Even people in the Governor’s own party are decisively condemning the move.

Senator Joe Cervantes took to social media:

“Having passed key gun safety laws working with her administration, I call on the Governor to rescind her order outlawing arms. An unconstitutional approach undermines the important collaboration gun issues deserve, and the important role of a Governor to lead genuine reforms.”

Speaker of the House Javier Martinez said in a statement:

“Like many New Mexicans and citizens of Albuquerque, I am heartbroken that we have parents in our community who are mourning the loss of their young children to senseless gun violence. It’s absolutely critical that city, county, and state officials continue working together to prevent firearms from falling into the wrong hands. 

While I have strong concerns about the effectiveness and enforceability of this approach, we need to be focused on moving forward solutions that actually reduce gun violence and make our communities safer.”

Others didn’t have a side. “It certainly is a very bold move and did get people to honestly start looking at it and discussing it,” Senator Bill Soules said.

The governor said Friday she doesn’t expect criminals to follow the order and expects a legal challenge, calling it a “resounding message.”

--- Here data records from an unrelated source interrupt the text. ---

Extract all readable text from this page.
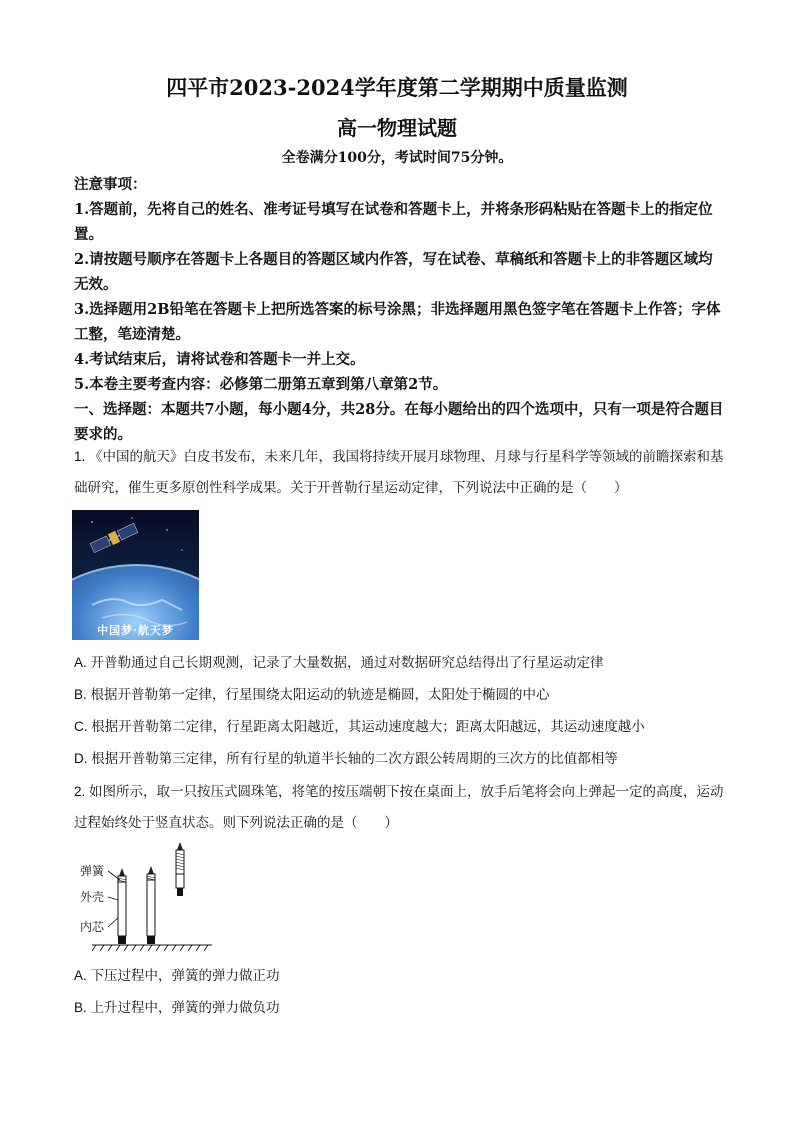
四平市2023-2024学年度第二学期期中质量监测
高一物理试题
全卷满分100分，考试时间75分钟。

注意事项：

1.答题前，先将自己的姓名、准考证号填写在试卷和答题卡上，并将条形码粘贴在答题卡上的指定位置。

2.请按题号顺序在答题卡上各题目的答题区域内作答，写在试卷、草稿纸和答题卡上的非答题区域均无效。

3.选择题用2B铅笔在答题卡上把所选答案的标号涂黑；非选择题用黑色签字笔在答题卡上作答；字体工整，笔迹清楚。

4.考试结束后，请将试卷和答题卡一并上交。

5.本卷主要考查内容：必修第二册第五章到第八章第2节。

一、选择题：本题共7小题，每小题4分，共28分。在每小题给出的四个选项中，只有一项是符合题目要求的。

1. 《中国的航天》白皮书发布，未来几年，我国将持续开展月球物理、月球与行星科学等领域的前瞻探索和基础研究，催生更多原创性科学成果。关于开普勒行星运动定律，下列说法中正确的是（　　）
中国梦·航天梦
A. 开普勒通过自己长期观测，记录了大量数据，通过对数据研究总结得出了行星运动定律
B. 根据开普勒第一定律，行星围绕太阳运动的轨迹是椭圆，太阳处于椭圆的中心
C. 根据开普勒第二定律，行星距离太阳越近，其运动速度越大；距离太阳越远，其运动速度越小
D. 根据开普勒第三定律，所有行星的轨道半长轴的二次方跟公转周期的三次方的比值都相等
2. 如图所示，取一只按压式圆珠笔，将笔的按压端朝下按在桌面上，放手后笔将会向上弹起一定的高度，运动过程始终处于竖直状态。则下列说法正确的是（　　）
弹簧
外壳
内芯
A. 下压过程中，弹簧的弹力做正功
B. 上升过程中，弹簧的弹力做负功
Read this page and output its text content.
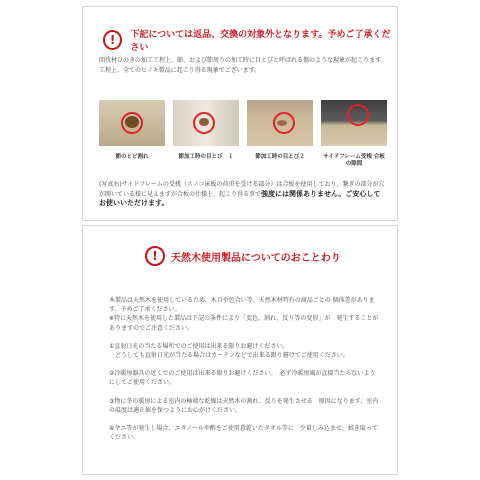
!	下記については返品、交換の対象外となります。予めご了承ください
間伐材ひのきの加工工程上、節、および節周りの加工時に目とびと呼ばれる傷のような現象が起こります。工程上、全てのヒノキ製品に起こり得る現象でございます。
節のヒビ割れ	節加工時の目とび　１	節加工時の目とび２	サイドフレーム受桟 合板の隙間
(写真右)サイドフレームの受桟（スノコ床板の荷重を受ける部分）は合板を使用しており、繋ぎの部分が穴が開いている様に見えますが合板の仕様上、起こり得る事で強度には関係ありません。ご安心してお使いいただけます。
!	天然木使用製品についてのおことわり
本製品は天然木を使用しているため、木目や色合い等、天然木材特有の商品ごとの 個体差があります。予めご了承ください。
※特に天然木を使用した製品は下記の条件により「変色、割れ、反り等の変形」が　発生することがありますのでご注意ください。
①直射日光の当たる場所でのご使用は出来る限りお避けください。
　どうしても直射日光が当たる場合はカーテンなどで出来る限り避けてご使用ください。
②冷暖房器具の近くでのご使用は出来る限りお避けください。　必ず冷暖房風が直接当たらないようにしてご使用ください。
③物に冬の暖房による室内の極端な乾燥は天然木の割れ、反りを発生させる　原因になります。室内の温度は適正値を保つようにお心がけください。
④ヤニ等が発生し場合、エタノールや酢をご使用意乾いたタオル等に　少量しみ込ませ、拭き取ってください。
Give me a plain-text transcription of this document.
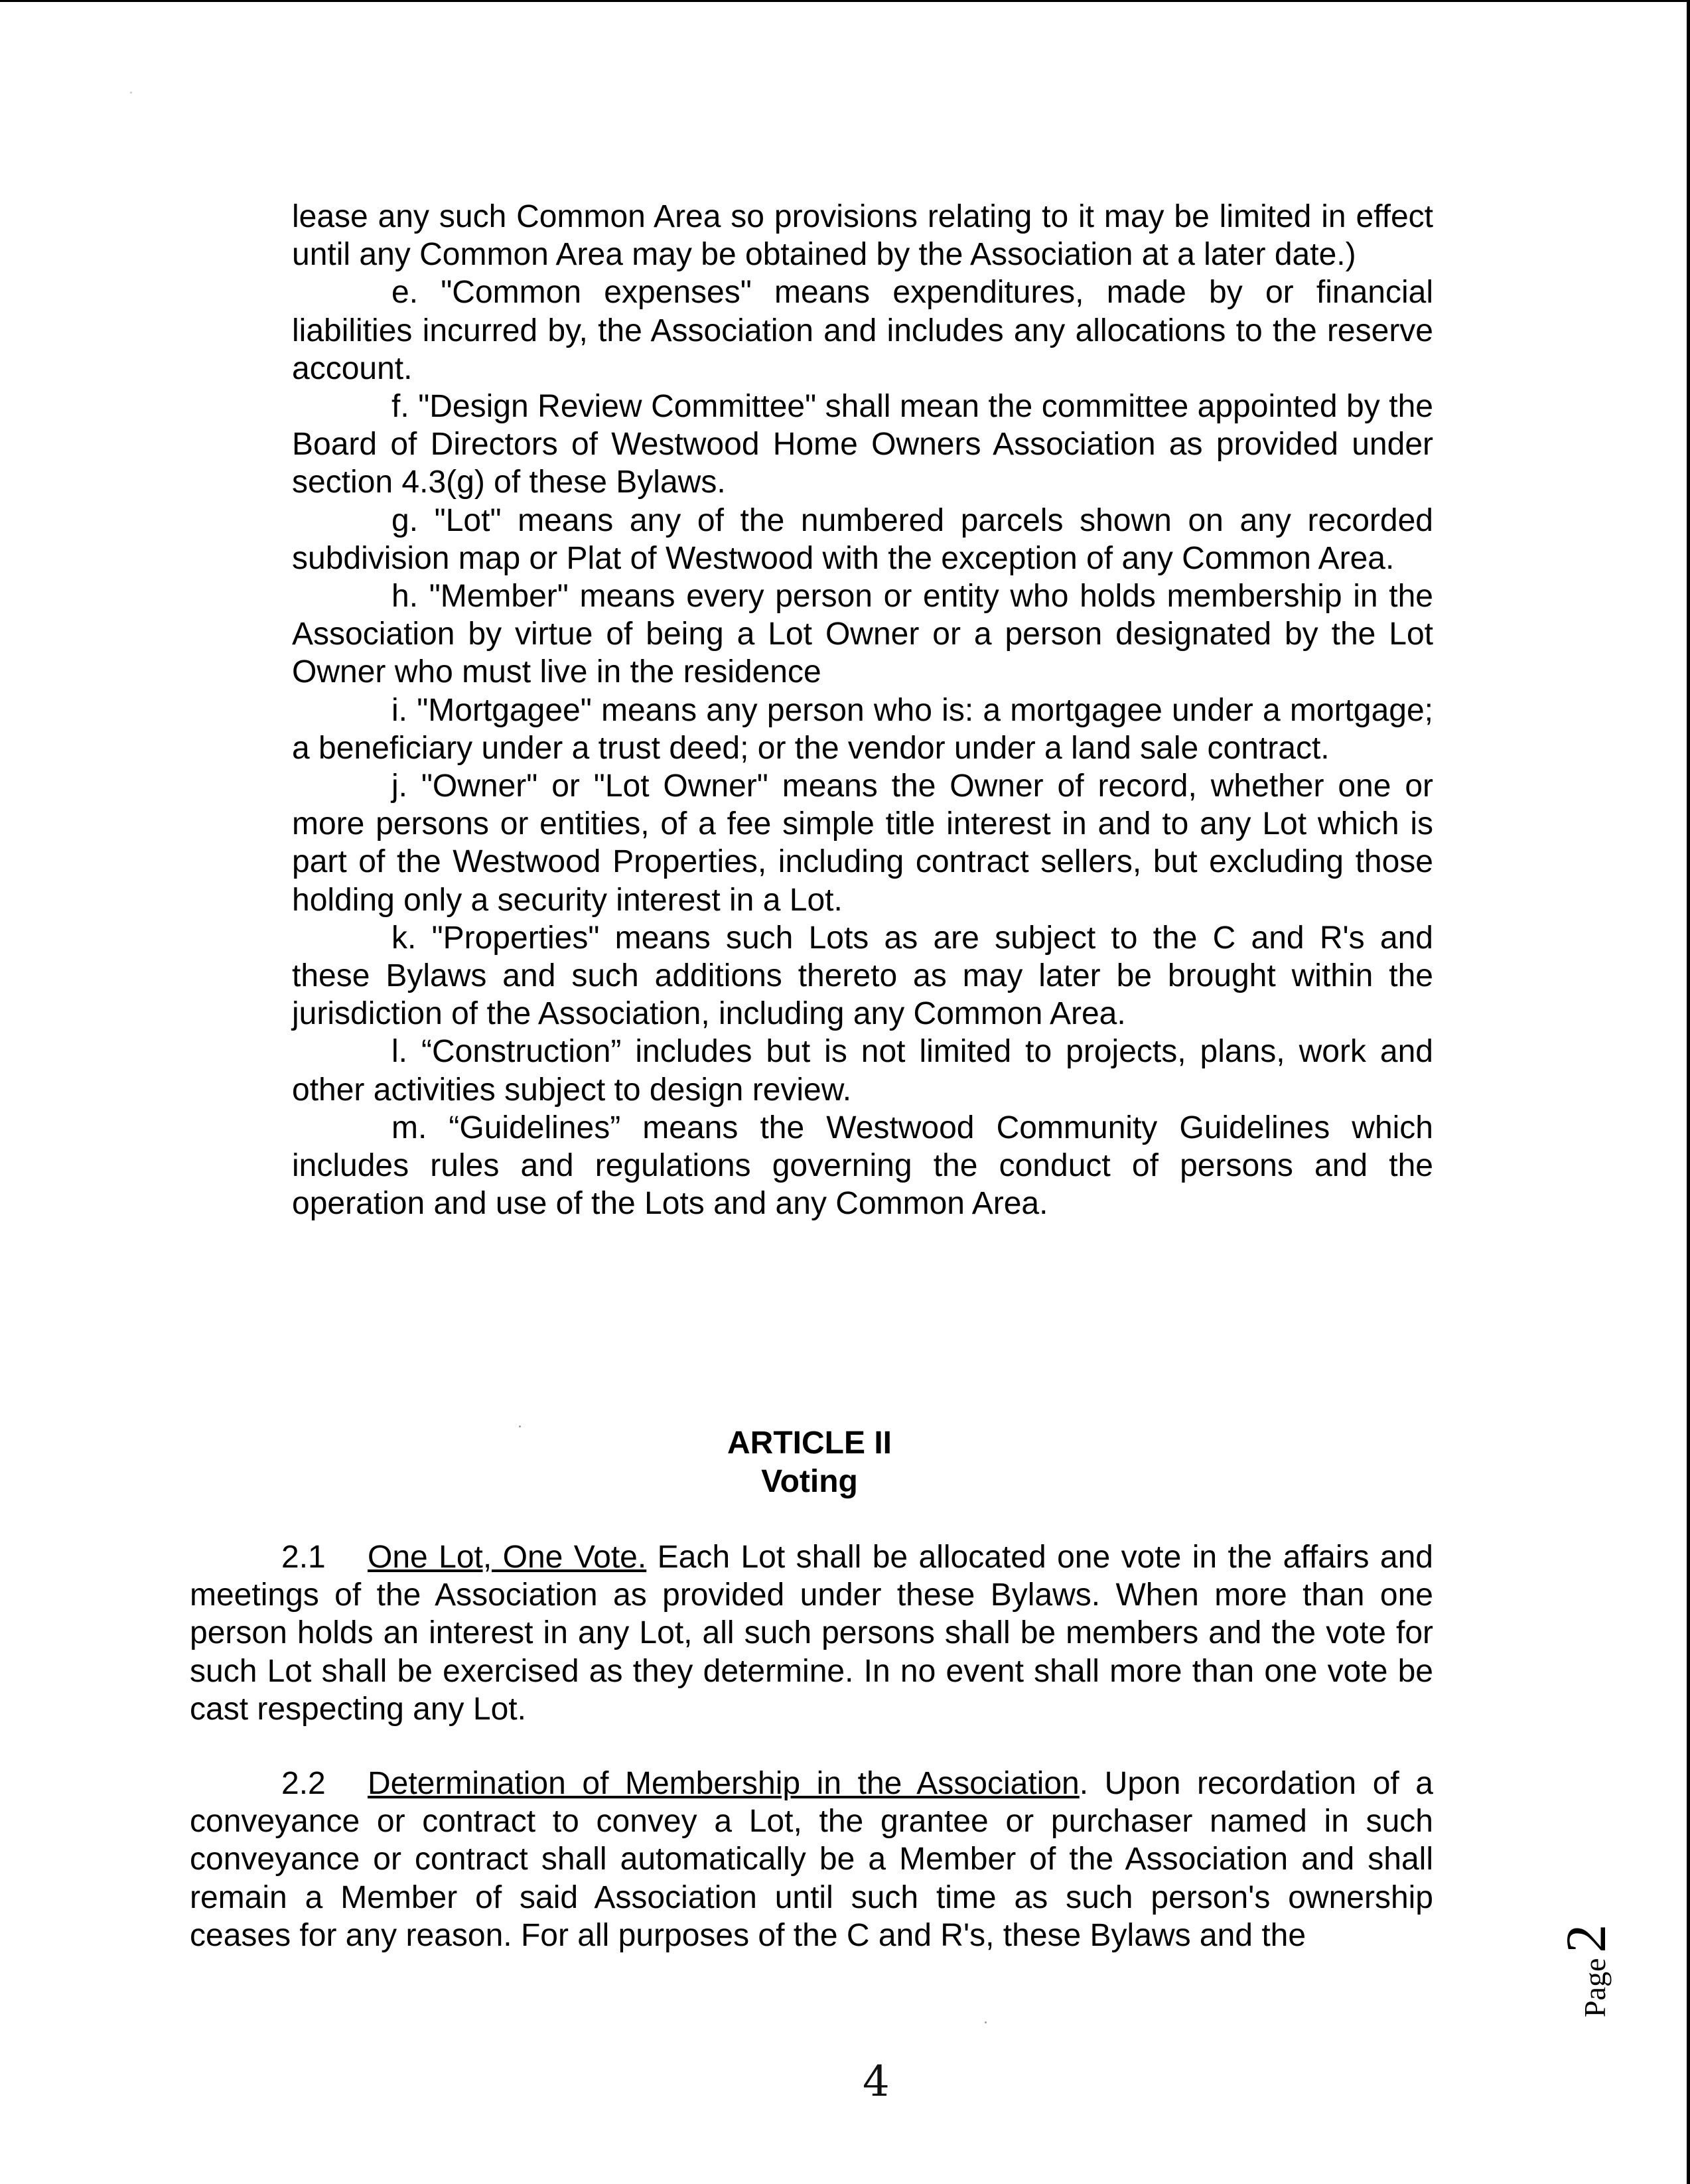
lease any such Common Area so provisions relating to it may be limited in effect until any Common Area may be obtained by the Association at a later date.)

e. "Common expenses" means expenditures, made by or financial liabilities incurred by, the Association and includes any allocations to the reserve account.

f. "Design Review Committee" shall mean the committee appointed by the Board of Directors of Westwood Home Owners Association as provided under section 4.3(g) of these Bylaws.

g. "Lot" means any of the numbered parcels shown on any recorded subdivision map or Plat of Westwood with the exception of any Common Area.

h. "Member" means every person or entity who holds membership in the Association by virtue of being a Lot Owner or a person designated by the Lot Owner who must live in the residence

i. "Mortgagee" means any person who is: a mortgagee under a mortgage; a beneficiary under a trust deed; or the vendor under a land sale contract.

j. "Owner" or "Lot Owner" means the Owner of record, whether one or more persons or entities, of a fee simple title interest in and to any Lot which is part of the Westwood Properties, including contract sellers, but excluding those holding only a security interest in a Lot.

k. "Properties" means such Lots as are subject to the C and R's and these Bylaws and such additions thereto as may later be brought within the jurisdiction of the Association, including any Common Area.

l. “Construction” includes but is not limited to projects, plans, work and other activities subject to design review.

m. “Guidelines” means the Westwood Community Guidelines which includes rules and regulations governing the conduct of persons and the operation and use of the Lots and any Common Area.

ARTICLE II
Voting

2.1 One Lot, One Vote. Each Lot shall be allocated one vote in the affairs and meetings of the Association as provided under these Bylaws. When more than one person holds an interest in any Lot, all such persons shall be members and the vote for such Lot shall be exercised as they determine. In no event shall more than one vote be cast respecting any Lot.

2.2 Determination of Membership in the Association. Upon recordation of a conveyance or contract to convey a Lot, the grantee or purchaser named in such conveyance or contract shall automatically be a Member of the Association and shall remain a Member of said Association until such time as such person's ownership ceases for any reason. For all purposes of the C and R's, these Bylaws and the

Page2
4
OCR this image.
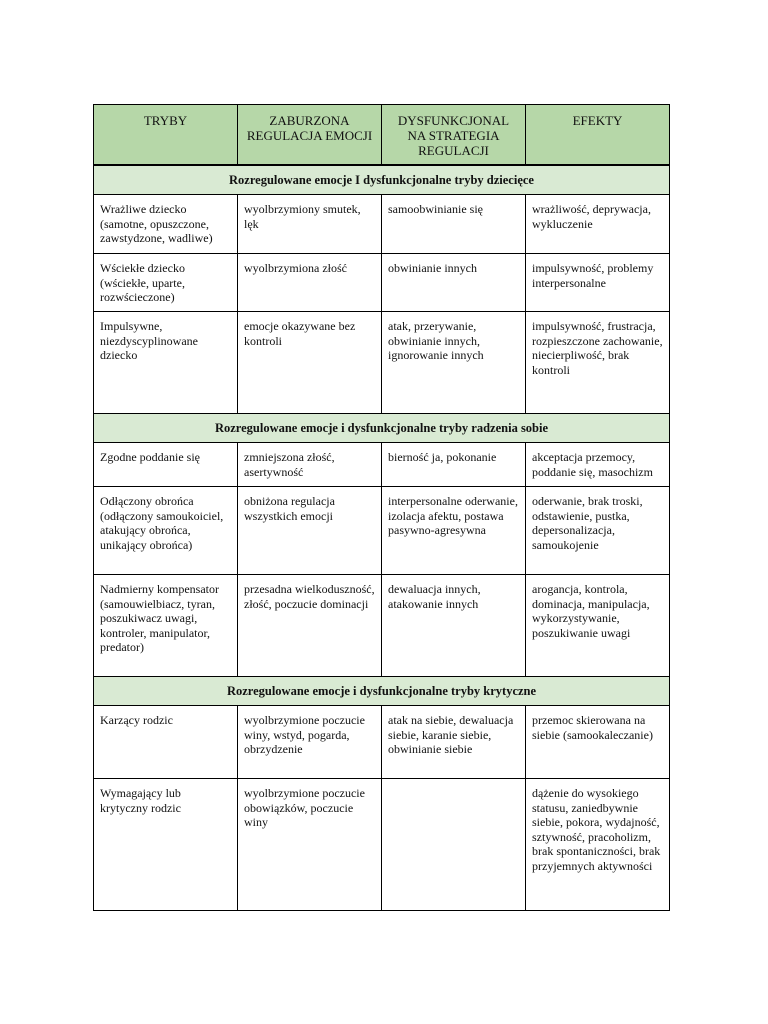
TRYBY	ZABURZONA REGULACJA EMOCJI	DYSFUNKCJONAL NA STRATEGIA REGULACJI	EFEKTY
Rozregulowane emocje I dysfunkcjonalne tryby dziecięce			
Wrażliwe dziecko (samotne, opuszczone, zawstydzone, wadliwe)	wyolbrzymiony smutek, lęk	samoobwinianie się	wrażliwość, deprywacja, wykluczenie
Wściekłe dziecko (wściekłe, uparte, rozwścieczone)	wyolbrzymiona złość	obwinianie innych	impulsywność, problemy interpersonalne
Impulsywne, niezdyscyplinowane dziecko	emocje okazywane bez kontroli	atak, przerywanie, obwinianie innych, ignorowanie innych	impulsywność, frustracja, rozpieszczone zachowanie, niecierpliwość, brak kontroli
Rozregulowane emocje i dysfunkcjonalne tryby radzenia sobie			
Zgodne poddanie się	zmniejszona złość, asertywność	bierność ja, pokonanie	akceptacja przemocy, poddanie się, masochizm
Odłączony obrońca (odłączony samoukoiciel, atakujący obrońca, unikający obrońca)	obniżona regulacja wszystkich emocji	interpersonalne oderwanie, izolacja afektu, postawa pasywno-agresywna	oderwanie, brak troski, odstawienie, pustka, depersonalizacja, samoukojenie
Nadmierny kompensator (samouwielbiacz, tyran, poszukiwacz uwagi, kontroler, manipulator, predator)	przesadna wielkoduszność, złość, poczucie dominacji	dewaluacja innych, atakowanie innych	arogancja, kontrola, dominacja, manipulacja, wykorzystywanie, poszukiwanie uwagi
Rozregulowane emocje i dysfunkcjonalne tryby krytyczne			
Karzący rodzic	wyolbrzymione poczucie winy, wstyd, pogarda, obrzydzenie	atak na siebie, dewaluacja siebie, karanie siebie, obwinianie siebie	przemoc skierowana na siebie (samookaleczanie)
Wymagający lub krytyczny rodzic	wyolbrzymione poczucie obowiązków, poczucie winy		dążenie do wysokiego statusu, zaniedbywnie siebie, pokora, wydajność, sztywność, pracoholizm, brak spontaniczności, brak przyjemnych aktywności
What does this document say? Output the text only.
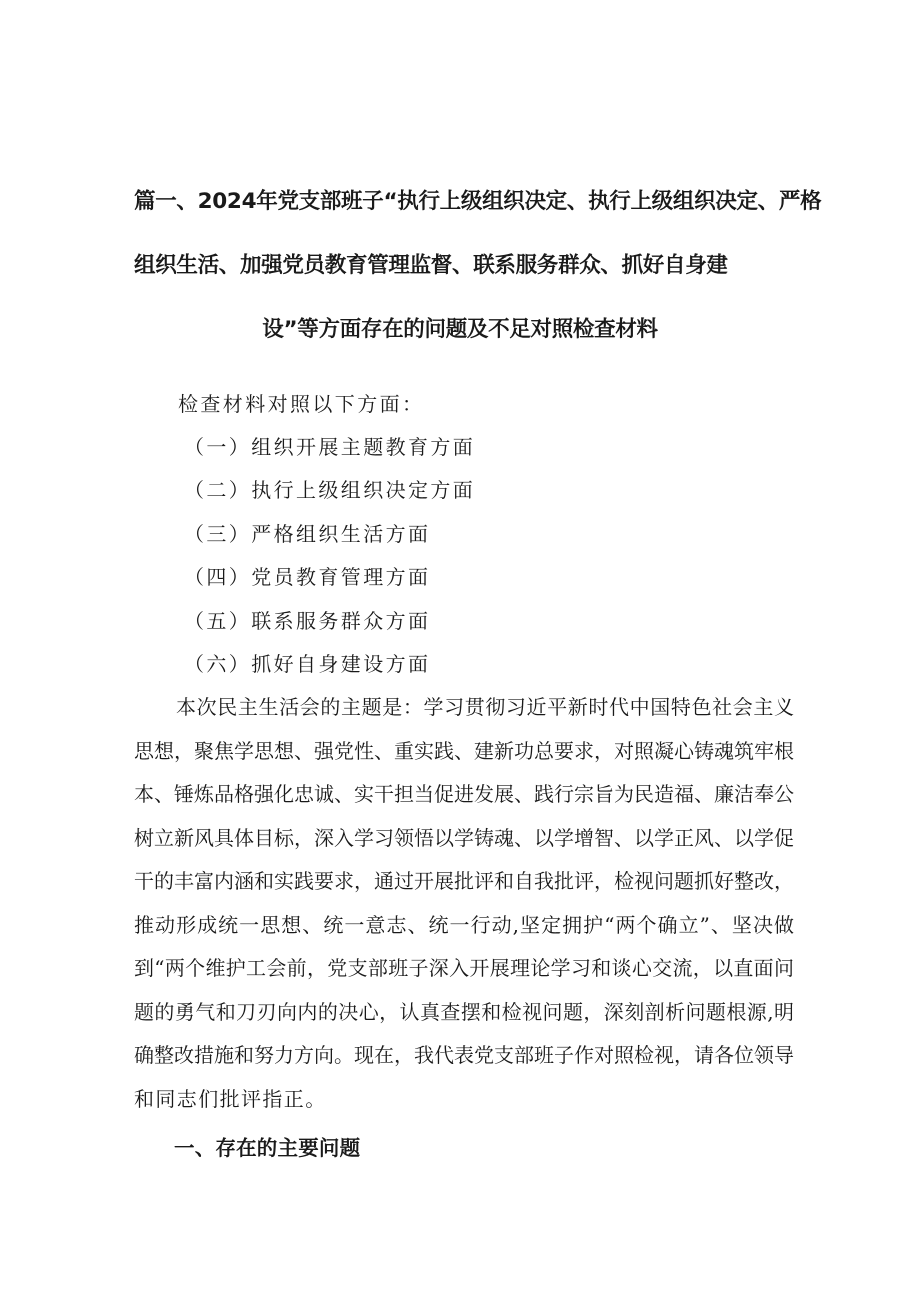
篇一、2024年党支部班子“执行上级组织决定、执行上级组织决定、严格
组织生活、加强党员教育管理监督、联系服务群众、抓好自身建
设”等方面存在的问题及不足对照检查材料

检查材料对照以下方面：

（一）组织开展主题教育方面
（二）执行上级组织决定方面
（三）严格组织生活方面
（四）党员教育管理方面
（五）联系服务群众方面
（六）抓好自身建设方面

本次民主生活会的主题是：学习贯彻习近平新时代中国特色社会主义
思想，聚焦学思想、强党性、重实践、建新功总要求，对照凝心铸魂筑牢根
本、锤炼品格强化忠诚、实干担当促进发展、践行宗旨为民造福、廉洁奉公
树立新风具体目标，深入学习领悟以学铸魂、以学增智、以学正风、以学促
干的丰富内涵和实践要求，通过开展批评和自我批评，检视问题抓好整改，
推动形成统一思想、统一意志、统一行动,坚定拥护“两个确立”、坚决做
到“两个维护工会前，党支部班子深入开展理论学习和谈心交流，以直面问
题的勇气和刀刃向内的决心，认真查摆和检视问题，深刻剖析问题根源,明
确整改措施和努力方向。现在，我代表党支部班子作对照检视，请各位领导
和同志们批评指正。

一、存在的主要问题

A UNM Constitutional Law professor said he doesn’t think the health order will hold up in court. “The United States Supreme Court has spoken loudly and clearly since the Heller case, 2008, that regulations against the carrying, and possessing of firearms have to be very narrow to serve a public interest to the degree that it would justify overriding that right,” Joshua Kastenberg said.

The ACLU also made a statement about the order, expressing their concerns about it leading to over-policing.